Sales and Marketing Expenses

Advertising costs are expensed as incurred and included in sales and marketing expenses on the condensed consolidated statements of operations. Total advertising costs were $81.9 million and $221.8 million for the three and nine months ended September 30, 2024, respectively, compared to $78.1 million and $283.3 million for the three and nine months ended September 30, 2023, respectively. The Company also records services, incentives, and other costs to acquire customers that are not directly related to a revenue generating transaction as sales and marketing expenses, as the Company considers these to be marketing costs to encourage the usage of Cash App. These expenses include, but are not limited to, Cash App peer-to-peer processing costs and related transaction losses, card issuance costs, customer referral bonuses, and promotional giveaways. These costs are expensed as incurred. The Company recorded $234.4 million and $697.9 million for the three and nine months ended September 30, 2024, respectively, compared to $214.2 million and $693.3 million for the three and nine months ended September 30, 2023, respectively, for such expenses.
Recent Accounting Pronouncements

Recently Issued Accounting Pronouncements Not Yet Adopted

In November 2023, the Financial Accounting Standards Board ("FASB") issued ASU No. 2023-07, Improvements to Reportable Segment Disclosures (“ASU 2023-07”). The amendments expand segment disclosures by requiring disclosure of significant segment expenses that are regularly provided to the Company's chief operating decision maker ("CODM"), the amount and description of other segment items, permits companies to disclose more than one measure of segment profit or loss, and requires all annual segment disclosures to be included in the interim periods. The amendments do not change how an entity identifies its operating segments, aggregates those operating segments, or applies quantitative thresholds to determine its reportable segments. The amendments are effective for fiscal years beginning after December 15, 2023 and interim periods within fiscal years beginning after December 15, 2024. The Company will adopt ASU 2023-07 in its fourth quarter of 2024 using a retrospective transition method and the adoption will impact the Company's disclosures only.

In December 2023, the FASB issued ASU No. 2023-09, Improvements to Income Tax Disclosures (“ASU 2023-09”). The amendments expand income tax disclosure requirements by requiring an entity to disclose (i) specific categories in the rate reconciliation, (ii) additional information for reconciling items that meet a quantitative threshold, and (iii) the amount of taxes paid disaggregated by jurisdiction. The amendments are effective for fiscal years beginning after December 15, 2024. Early adoption is permitted. The adoption of ASU 2023-09 will impact the Company’s disclosures only and the Company is evaluating the effect of adopting the new disclosure requirements.
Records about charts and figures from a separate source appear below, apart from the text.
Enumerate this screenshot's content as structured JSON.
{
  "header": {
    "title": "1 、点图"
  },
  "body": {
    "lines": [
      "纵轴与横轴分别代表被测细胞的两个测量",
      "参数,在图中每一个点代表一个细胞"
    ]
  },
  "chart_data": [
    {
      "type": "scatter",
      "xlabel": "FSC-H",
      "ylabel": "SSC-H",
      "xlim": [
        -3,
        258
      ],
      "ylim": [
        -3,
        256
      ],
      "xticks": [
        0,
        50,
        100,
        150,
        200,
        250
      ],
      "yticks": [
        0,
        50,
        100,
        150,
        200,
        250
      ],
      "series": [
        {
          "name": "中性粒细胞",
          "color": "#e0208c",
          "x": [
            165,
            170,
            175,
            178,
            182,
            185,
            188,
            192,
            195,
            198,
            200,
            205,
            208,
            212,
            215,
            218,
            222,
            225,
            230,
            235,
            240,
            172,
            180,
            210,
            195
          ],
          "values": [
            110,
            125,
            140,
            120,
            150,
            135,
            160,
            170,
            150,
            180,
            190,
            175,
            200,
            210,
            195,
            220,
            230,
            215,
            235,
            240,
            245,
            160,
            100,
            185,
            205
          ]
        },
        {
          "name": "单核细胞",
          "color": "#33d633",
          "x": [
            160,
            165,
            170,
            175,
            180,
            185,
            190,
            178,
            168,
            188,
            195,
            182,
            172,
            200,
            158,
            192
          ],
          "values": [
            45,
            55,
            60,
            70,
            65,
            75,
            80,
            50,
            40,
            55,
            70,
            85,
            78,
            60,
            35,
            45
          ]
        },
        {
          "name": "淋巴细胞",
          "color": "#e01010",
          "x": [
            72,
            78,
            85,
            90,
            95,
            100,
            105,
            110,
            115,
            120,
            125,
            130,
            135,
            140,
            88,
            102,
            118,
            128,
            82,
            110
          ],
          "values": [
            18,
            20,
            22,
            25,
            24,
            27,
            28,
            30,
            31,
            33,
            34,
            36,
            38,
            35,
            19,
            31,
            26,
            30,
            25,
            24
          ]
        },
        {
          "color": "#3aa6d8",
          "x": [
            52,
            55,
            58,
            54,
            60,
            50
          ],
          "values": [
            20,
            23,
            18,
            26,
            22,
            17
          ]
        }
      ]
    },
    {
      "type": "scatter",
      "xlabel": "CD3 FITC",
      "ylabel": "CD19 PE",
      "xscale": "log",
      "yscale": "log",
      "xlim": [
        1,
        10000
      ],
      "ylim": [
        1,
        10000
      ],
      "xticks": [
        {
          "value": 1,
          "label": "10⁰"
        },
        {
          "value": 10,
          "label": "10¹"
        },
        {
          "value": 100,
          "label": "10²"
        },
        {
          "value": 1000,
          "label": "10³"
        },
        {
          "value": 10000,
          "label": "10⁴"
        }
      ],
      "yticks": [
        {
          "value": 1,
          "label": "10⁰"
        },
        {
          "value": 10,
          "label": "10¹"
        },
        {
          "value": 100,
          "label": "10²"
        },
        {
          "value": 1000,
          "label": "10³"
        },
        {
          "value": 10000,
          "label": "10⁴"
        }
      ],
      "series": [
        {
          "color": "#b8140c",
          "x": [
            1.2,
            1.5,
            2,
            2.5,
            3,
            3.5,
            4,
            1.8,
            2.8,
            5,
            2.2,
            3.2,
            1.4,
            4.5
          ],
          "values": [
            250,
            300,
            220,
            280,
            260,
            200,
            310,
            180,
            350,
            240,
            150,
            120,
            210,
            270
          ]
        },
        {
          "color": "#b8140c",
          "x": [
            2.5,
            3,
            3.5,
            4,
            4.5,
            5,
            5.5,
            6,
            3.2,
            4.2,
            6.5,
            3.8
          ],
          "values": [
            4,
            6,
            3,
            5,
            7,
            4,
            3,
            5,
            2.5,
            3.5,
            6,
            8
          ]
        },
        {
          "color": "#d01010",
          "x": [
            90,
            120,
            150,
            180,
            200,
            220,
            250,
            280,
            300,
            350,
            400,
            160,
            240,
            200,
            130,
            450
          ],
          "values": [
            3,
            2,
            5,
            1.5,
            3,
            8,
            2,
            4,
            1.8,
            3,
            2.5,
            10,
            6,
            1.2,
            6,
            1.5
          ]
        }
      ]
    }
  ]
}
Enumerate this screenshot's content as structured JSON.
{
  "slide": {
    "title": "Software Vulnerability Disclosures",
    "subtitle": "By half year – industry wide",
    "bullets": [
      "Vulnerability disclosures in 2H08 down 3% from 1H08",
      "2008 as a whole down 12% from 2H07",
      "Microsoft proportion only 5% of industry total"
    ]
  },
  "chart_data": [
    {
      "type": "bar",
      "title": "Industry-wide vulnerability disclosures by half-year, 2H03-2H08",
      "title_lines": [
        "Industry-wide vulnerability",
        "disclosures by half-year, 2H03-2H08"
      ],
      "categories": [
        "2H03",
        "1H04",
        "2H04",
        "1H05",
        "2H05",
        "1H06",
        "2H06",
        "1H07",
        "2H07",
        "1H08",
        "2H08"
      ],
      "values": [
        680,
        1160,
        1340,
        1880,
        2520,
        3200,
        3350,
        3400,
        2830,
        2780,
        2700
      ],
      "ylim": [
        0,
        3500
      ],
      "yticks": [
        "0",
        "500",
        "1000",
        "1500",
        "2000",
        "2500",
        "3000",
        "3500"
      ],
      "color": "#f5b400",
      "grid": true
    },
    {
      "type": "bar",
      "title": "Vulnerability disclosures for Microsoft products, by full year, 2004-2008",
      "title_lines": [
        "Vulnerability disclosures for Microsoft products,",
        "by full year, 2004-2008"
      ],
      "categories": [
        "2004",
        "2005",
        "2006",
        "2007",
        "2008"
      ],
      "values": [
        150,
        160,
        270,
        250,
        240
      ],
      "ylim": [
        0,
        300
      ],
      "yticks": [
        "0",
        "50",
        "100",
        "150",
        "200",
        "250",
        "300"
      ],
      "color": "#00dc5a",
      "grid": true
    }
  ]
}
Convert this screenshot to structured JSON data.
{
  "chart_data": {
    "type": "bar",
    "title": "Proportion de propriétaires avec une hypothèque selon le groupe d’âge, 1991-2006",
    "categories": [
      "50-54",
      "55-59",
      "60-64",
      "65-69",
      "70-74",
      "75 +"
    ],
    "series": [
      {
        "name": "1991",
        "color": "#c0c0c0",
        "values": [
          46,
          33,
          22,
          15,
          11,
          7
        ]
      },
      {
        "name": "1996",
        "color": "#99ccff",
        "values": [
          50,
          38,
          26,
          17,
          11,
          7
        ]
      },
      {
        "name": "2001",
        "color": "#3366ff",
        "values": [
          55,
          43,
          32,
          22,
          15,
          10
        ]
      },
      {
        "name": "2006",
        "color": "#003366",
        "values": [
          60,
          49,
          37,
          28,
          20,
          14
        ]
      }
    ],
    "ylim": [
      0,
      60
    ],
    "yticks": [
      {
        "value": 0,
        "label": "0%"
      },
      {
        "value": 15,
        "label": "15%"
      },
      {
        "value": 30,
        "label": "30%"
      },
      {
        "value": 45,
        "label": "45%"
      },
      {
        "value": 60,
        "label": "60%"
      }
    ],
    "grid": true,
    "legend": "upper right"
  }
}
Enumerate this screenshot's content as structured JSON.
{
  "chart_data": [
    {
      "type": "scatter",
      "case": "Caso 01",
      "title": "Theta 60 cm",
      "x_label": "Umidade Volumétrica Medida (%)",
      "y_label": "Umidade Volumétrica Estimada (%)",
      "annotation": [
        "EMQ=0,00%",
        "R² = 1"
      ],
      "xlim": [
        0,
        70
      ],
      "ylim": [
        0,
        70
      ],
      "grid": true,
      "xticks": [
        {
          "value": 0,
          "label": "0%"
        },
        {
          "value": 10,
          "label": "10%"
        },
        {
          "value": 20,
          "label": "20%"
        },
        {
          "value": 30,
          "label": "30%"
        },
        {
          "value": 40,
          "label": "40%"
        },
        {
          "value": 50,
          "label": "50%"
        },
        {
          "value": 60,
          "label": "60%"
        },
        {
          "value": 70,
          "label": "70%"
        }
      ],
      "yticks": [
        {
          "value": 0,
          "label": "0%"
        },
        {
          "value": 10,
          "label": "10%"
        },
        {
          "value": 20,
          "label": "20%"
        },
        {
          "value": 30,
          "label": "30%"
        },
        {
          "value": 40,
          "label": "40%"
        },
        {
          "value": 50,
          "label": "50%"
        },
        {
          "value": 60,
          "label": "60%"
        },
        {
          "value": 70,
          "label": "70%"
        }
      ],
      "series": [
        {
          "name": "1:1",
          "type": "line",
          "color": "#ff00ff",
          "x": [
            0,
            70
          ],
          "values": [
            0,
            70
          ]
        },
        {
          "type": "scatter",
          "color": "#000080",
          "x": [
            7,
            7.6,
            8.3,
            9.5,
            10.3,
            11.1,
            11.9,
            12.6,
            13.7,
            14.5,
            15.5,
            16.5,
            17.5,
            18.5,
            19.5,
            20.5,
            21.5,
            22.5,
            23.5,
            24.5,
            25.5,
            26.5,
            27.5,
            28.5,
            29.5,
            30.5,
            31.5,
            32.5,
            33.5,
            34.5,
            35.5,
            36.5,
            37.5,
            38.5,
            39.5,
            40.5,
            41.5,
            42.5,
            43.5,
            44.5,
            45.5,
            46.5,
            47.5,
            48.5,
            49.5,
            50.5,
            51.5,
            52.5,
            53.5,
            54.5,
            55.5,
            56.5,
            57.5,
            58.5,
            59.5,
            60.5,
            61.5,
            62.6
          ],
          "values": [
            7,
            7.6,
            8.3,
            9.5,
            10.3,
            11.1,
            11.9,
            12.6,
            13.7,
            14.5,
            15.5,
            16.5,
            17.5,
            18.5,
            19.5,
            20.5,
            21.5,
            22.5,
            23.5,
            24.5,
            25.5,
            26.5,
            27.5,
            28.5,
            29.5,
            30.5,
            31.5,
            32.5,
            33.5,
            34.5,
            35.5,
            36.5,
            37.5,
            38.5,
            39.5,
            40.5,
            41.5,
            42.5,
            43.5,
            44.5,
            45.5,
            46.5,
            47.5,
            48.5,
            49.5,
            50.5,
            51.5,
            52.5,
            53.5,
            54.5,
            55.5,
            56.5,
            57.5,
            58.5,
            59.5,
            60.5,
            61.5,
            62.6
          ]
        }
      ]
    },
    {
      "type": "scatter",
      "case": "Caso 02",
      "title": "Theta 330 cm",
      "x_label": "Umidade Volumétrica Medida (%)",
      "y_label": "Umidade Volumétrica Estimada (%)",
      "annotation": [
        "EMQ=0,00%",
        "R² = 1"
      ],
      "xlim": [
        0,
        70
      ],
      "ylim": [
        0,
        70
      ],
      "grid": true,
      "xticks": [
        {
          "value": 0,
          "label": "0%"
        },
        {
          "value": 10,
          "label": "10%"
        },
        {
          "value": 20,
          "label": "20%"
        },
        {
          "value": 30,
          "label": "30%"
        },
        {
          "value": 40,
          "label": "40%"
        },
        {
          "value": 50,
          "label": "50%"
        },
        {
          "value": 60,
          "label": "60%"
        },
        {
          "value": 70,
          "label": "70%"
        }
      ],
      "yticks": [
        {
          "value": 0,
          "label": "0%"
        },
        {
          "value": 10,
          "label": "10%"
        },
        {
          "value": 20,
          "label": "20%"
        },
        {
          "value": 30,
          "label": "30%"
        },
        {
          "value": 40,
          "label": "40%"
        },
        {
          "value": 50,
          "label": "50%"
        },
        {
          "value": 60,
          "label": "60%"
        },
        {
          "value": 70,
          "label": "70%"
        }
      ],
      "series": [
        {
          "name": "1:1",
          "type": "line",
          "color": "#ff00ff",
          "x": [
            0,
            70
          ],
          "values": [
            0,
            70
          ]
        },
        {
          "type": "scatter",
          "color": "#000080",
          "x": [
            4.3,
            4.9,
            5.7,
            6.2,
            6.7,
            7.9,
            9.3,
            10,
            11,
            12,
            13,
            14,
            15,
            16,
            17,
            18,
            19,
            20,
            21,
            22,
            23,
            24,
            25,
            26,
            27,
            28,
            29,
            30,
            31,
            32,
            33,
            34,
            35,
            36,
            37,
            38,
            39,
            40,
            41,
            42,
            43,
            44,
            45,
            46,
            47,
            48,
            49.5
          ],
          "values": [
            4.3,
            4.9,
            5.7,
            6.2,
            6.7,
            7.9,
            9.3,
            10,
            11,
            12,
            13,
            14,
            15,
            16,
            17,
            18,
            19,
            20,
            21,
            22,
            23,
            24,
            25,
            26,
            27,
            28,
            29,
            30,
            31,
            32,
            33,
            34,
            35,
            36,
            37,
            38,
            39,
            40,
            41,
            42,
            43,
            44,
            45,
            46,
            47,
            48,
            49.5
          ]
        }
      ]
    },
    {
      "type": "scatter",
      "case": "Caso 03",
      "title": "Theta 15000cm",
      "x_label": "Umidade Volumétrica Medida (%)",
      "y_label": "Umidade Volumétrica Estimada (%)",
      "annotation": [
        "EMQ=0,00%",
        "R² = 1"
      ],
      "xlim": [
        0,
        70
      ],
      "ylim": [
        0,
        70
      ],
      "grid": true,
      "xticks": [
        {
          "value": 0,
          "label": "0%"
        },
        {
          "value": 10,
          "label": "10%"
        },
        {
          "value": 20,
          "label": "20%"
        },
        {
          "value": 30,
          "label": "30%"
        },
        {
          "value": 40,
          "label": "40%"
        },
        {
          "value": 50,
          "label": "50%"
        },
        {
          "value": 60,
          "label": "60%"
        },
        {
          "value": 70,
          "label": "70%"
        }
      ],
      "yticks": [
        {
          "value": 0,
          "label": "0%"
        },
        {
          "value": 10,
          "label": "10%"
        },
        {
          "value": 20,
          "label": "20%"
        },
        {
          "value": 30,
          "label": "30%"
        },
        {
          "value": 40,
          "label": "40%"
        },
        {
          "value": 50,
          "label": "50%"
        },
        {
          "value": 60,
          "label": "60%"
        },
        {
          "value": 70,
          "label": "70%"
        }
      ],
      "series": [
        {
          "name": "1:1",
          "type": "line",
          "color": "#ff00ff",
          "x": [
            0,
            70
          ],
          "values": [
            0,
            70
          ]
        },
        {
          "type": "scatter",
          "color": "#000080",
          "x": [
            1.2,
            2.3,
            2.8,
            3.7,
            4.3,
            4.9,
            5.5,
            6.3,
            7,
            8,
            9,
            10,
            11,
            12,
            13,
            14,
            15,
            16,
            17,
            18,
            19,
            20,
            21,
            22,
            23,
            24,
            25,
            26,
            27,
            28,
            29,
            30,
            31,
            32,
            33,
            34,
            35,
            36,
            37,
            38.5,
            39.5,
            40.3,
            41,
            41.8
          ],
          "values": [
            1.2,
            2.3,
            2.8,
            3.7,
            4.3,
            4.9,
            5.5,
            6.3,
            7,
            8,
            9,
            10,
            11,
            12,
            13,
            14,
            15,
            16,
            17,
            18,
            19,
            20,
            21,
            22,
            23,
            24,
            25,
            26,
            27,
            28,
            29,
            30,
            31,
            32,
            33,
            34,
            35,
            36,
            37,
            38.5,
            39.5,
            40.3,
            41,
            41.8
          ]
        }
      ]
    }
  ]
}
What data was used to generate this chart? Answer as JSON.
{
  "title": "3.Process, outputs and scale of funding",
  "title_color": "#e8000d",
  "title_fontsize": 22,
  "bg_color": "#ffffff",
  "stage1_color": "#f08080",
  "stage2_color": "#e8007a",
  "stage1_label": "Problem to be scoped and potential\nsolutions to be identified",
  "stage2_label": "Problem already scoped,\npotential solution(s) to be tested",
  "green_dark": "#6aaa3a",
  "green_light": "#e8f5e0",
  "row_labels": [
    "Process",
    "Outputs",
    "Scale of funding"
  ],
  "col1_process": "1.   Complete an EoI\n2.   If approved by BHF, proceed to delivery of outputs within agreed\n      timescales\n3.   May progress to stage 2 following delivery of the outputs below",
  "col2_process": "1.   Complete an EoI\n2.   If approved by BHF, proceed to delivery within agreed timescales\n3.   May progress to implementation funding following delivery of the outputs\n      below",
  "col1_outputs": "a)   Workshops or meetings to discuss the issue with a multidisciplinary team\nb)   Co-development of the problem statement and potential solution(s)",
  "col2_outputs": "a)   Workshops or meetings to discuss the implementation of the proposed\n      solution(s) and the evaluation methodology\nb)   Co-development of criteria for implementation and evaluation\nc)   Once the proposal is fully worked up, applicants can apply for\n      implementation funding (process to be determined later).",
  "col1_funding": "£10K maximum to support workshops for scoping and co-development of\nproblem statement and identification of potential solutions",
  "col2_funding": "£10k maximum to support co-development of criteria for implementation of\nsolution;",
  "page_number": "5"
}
In March 2024, the SEC adopted rules that require registrants to provide climate-related information in their registration statements and annual reports, such as disclosure of material climate-related risks, Board of Directors’ oversight and risk management activities, material greenhouse gas emissions, and material climate-related targets and goals. The rules will also require registrants to quantify certain effects of severe weather events and other natural conditions in their audited financial statements. As adopted, the new rules will be effective for fiscal years beginning in 2025, except for the greenhouse gas emissions disclosures, which will be effective for fiscal years beginning in 2026. On April 4, 2024, the SEC voluntarily stayed the implementation of the rules pending the judicial review of challenges to the rules in the Eighth Circuit Court of Appeals. The Company is currently evaluating the effect of adopting these new rules.